The Pentagon program that investigates unidentified flying objects may be instructed to release some of its information -- often discussed in classified briefings -- to the public once Congress passes the intelligence authorization act, the New York Times reports.
The directive appeared last month in a Senate committee report that reportedly looked at spending on intelligence agencies for the coming year.
It states that the Unidentified Aerial Phenomenon Task Force, part of the Office of Naval Intelligence, standardizes collection and reporting on "unidentified aerial phenomenon." The program is not so much about finding little green men as it is about seeing if other countries are using new aerial technologies that can pose a threat to the U.S.
The committee said that although some of the findings may be sensitive, it was concerned that there has been inconsistent sharing of the information across the intelligence community.

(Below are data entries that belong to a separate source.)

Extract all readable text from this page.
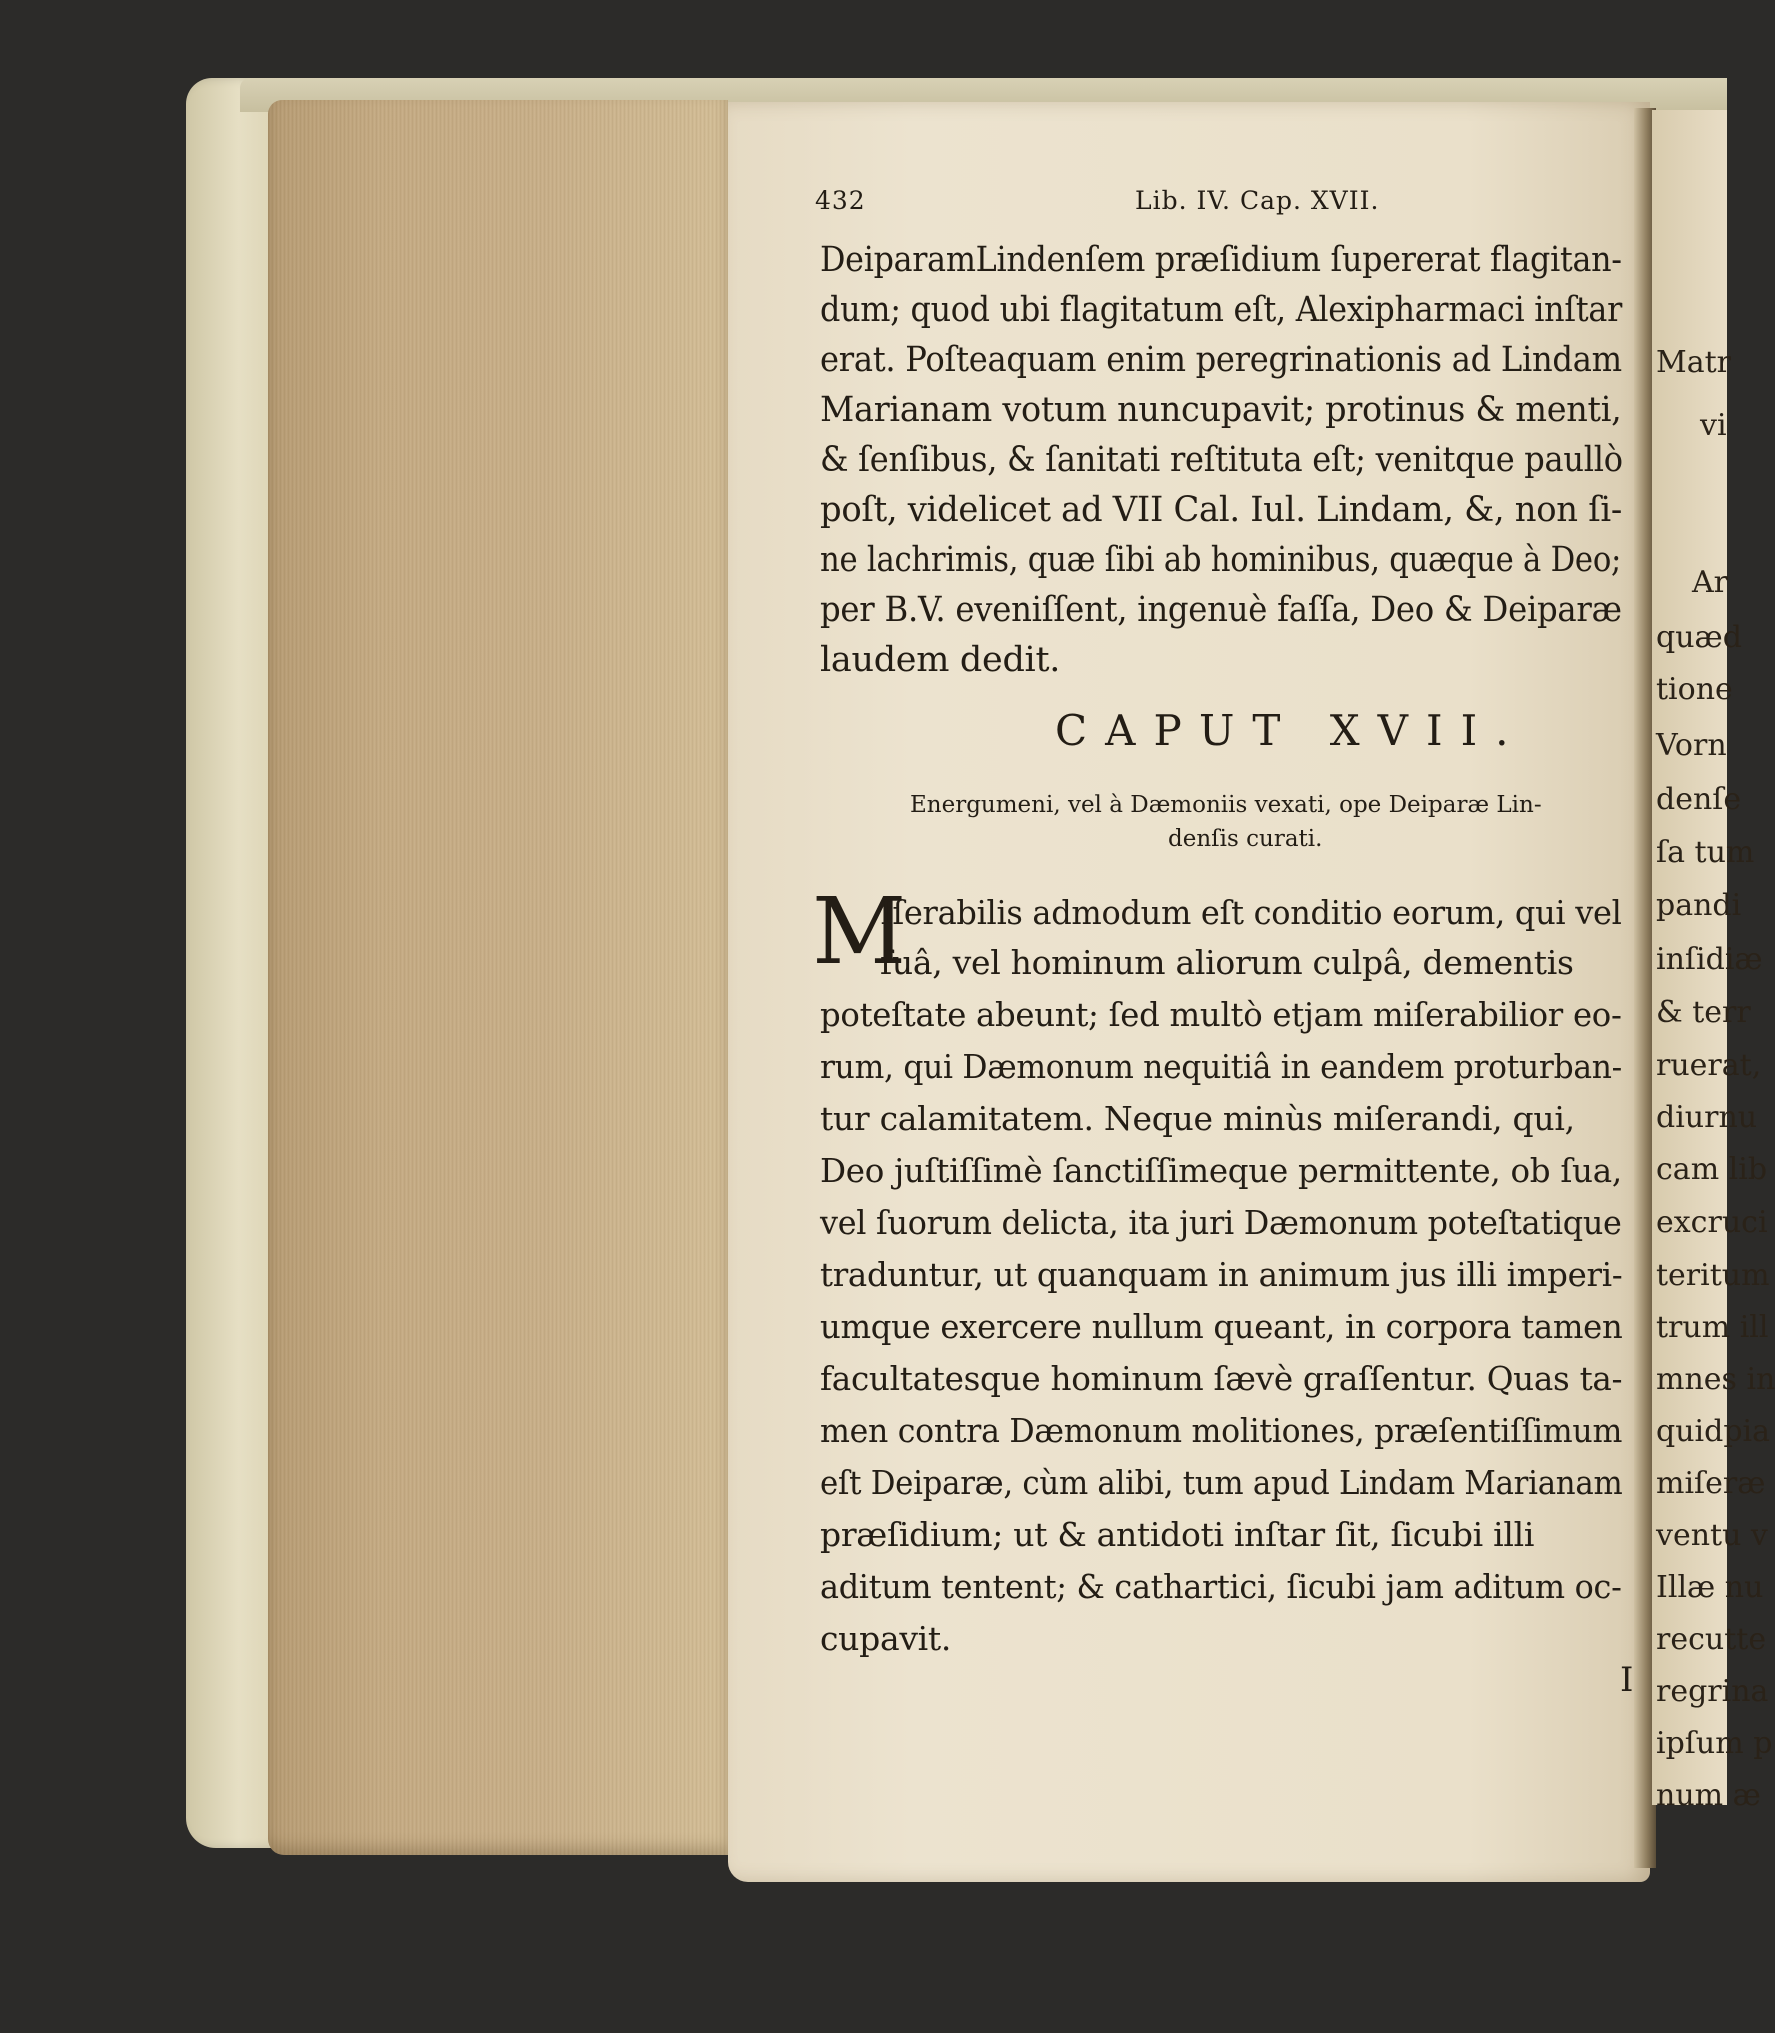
Matr
vi
Ar
quæd
tione
Vorn
denſe
ſa tum
pandi
inſidiæ
& terr
ruerat,
diurnu
cam lib
excruci
teritum
trum ill
mnes in
quidpia
miſeræ
ventu v
Illæ nu
recutte
regrina
ipſum p
num æ
432	Lib. IV. Cap. XVII.
DeiparamLindenſem præſidium ſupererat flagitan-
dum; quod ubi flagitatum eſt, Alexipharmaci inſtar
erat. Poſteaquam enim peregrinationis ad Lindam
Marianam votum nuncupavit; protinus & menti,
& ſenſibus, & ſanitati reſtituta eſt; venitque paullò
poſt, videlicet ad VII Cal. Iul. Lindam, &, non ſi-
ne lachrimis, quæ ſibi ab hominibus, quæque à Deo;
per B.V. eveniſſent, ingenuè faſſa, Deo & Deiparæ
laudem dedit.
CAPUT XVII.
Energumeni, vel à Dæmoniis vexati, ope Deiparæ Lin-
denſis curati.
M
Iſerabilis admodum eſt conditio eorum, qui vel
ſuâ, vel hominum aliorum culpâ, dementis
poteſtate abeunt; ſed multò etjam miſerabilior eo-
rum, qui Dæmonum nequitiâ in eandem proturban-
tur calamitatem. Neque minùs miſerandi, qui,
Deo juſtiſſimè ſanctiſſimeque permittente, ob ſua,
vel ſuorum delicta, ita juri Dæmonum poteſtatique
traduntur, ut quanquam in animum jus illi imperi-
umque exercere nullum queant, in corpora tamen
facultatesque hominum ſævè graſſentur. Quas ta-
men contra Dæmonum molitiones, præſentiſſimum
eſt Deiparæ, cùm alibi, tum apud Lindam Marianam
præſidium; ut & antidoti inſtar ſit, ſicubi illi
aditum tentent; & cathartici, ſicubi jam aditum oc-
cupavit.
I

"Therefore, the Committee directs the DNI, in consultation with the Secretary of Defense and the heads of such other agencies as the Director and Secretary jointly consider relevant, to submit a report within 180 days of the date of enactment of the Act, to the congressional intelligence and armed services committees on unidentified aerial phenomena (also known as ‘‘anomalous aerial vehicles’’), including observed airborne objects that have not been identified," the directive reads.
The authorization act has yet to be voted on in Congress, so it's not clear when the clock will start on that 180 days or if the language about releasing the UFO information will be stripped out before passage.
Sen. Marco Rubio, R-Fla., speaking to a Miami TV station on July 17, indicated he'll be more comfortable if the unit has found signs of aliens visiting us than if it has found America's adversaries have come up with a major technological advance.
"The bottom line is that if there are things flying over your military bases and you don't know what they are because they're not yours, and they exhibit --potentially -- technologies that you don't have at your own disposal, that to me is a national security risk and one we should be looking into," Rubio, acting chairman of the Senate Intelligence Committee, said.